Annealing effects on grain size, surface roughness, nanoindentation, and magnetic properties of Fe80Ce20 films deposited on PET and PMMA substrates

Abstract

Rare earths (RE) and transition metals (TM) are widely studied for enhancing soft magnetic characteristics in magnetic devices. This study explores Fe₈₀Ce₂₀ films deposited on polyethylene terephthalate (PET) and polymethyl methacrylate (PMMA) substrates using direct current (DC) magnetron sputtering, focusing on the impact of film thickness and annealing temperature on structural, surface, magnetic, and mechanical properties. X-ray diffraction (XRD) confirmed the crystalline microstructure of Fe₈₀Ce₂₀ films, with body-centered cubic (BCC) α-Fe(110) phases. Atomic force microscopy (AFM) showed increased surface roughness with annealed grain size growth.

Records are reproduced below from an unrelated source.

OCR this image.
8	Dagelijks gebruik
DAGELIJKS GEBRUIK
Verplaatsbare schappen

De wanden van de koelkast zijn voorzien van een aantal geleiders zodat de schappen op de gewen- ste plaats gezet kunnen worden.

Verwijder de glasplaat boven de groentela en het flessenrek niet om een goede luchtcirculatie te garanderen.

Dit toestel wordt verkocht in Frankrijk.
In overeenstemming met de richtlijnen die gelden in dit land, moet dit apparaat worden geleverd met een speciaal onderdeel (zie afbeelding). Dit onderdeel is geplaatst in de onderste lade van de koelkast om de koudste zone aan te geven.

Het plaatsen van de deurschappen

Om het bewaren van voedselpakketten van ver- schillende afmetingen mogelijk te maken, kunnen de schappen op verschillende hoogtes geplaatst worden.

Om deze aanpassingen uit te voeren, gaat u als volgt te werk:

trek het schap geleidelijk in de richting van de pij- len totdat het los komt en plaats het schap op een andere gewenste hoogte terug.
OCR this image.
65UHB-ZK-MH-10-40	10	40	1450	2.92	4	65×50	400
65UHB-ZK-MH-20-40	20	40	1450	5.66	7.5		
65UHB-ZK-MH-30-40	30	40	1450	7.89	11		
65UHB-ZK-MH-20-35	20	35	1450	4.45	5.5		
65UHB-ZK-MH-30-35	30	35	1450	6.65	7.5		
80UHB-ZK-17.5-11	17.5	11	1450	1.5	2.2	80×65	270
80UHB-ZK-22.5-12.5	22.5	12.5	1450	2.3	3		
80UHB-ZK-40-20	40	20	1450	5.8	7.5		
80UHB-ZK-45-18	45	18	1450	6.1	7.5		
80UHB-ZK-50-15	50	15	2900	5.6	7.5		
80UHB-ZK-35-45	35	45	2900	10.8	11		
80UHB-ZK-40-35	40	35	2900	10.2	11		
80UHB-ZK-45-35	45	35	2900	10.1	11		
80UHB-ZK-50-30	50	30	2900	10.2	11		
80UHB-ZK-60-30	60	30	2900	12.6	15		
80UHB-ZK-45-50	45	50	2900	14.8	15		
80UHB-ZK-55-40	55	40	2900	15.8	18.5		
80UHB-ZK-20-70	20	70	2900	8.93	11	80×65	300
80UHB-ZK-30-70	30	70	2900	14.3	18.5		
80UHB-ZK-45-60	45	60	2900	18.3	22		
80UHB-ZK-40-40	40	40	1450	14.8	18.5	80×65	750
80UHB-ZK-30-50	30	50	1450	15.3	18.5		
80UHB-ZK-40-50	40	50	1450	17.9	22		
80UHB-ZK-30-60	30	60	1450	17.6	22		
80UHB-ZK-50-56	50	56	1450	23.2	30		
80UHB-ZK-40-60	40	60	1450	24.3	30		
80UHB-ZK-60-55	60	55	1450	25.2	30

The films were hydrophilic, and annealing increased the contact angle due to rougher surfaces. Surface energy was unaffected by film thickness. Optical properties indicated that thickness affects transmittance, with rougher surfaces causing light scattering. The films were too thin for significant substrate effects, and annealing did not eliminate residual stress. Hysteresis loops revealed good soft magnetic properties with a coercivity (Hc) of about 37Oe and saturation magnetization (Ms) over 1500 emu/cm³. Magnetic domain images showed a striped pattern, with changes in domain size affecting saturation magnetization.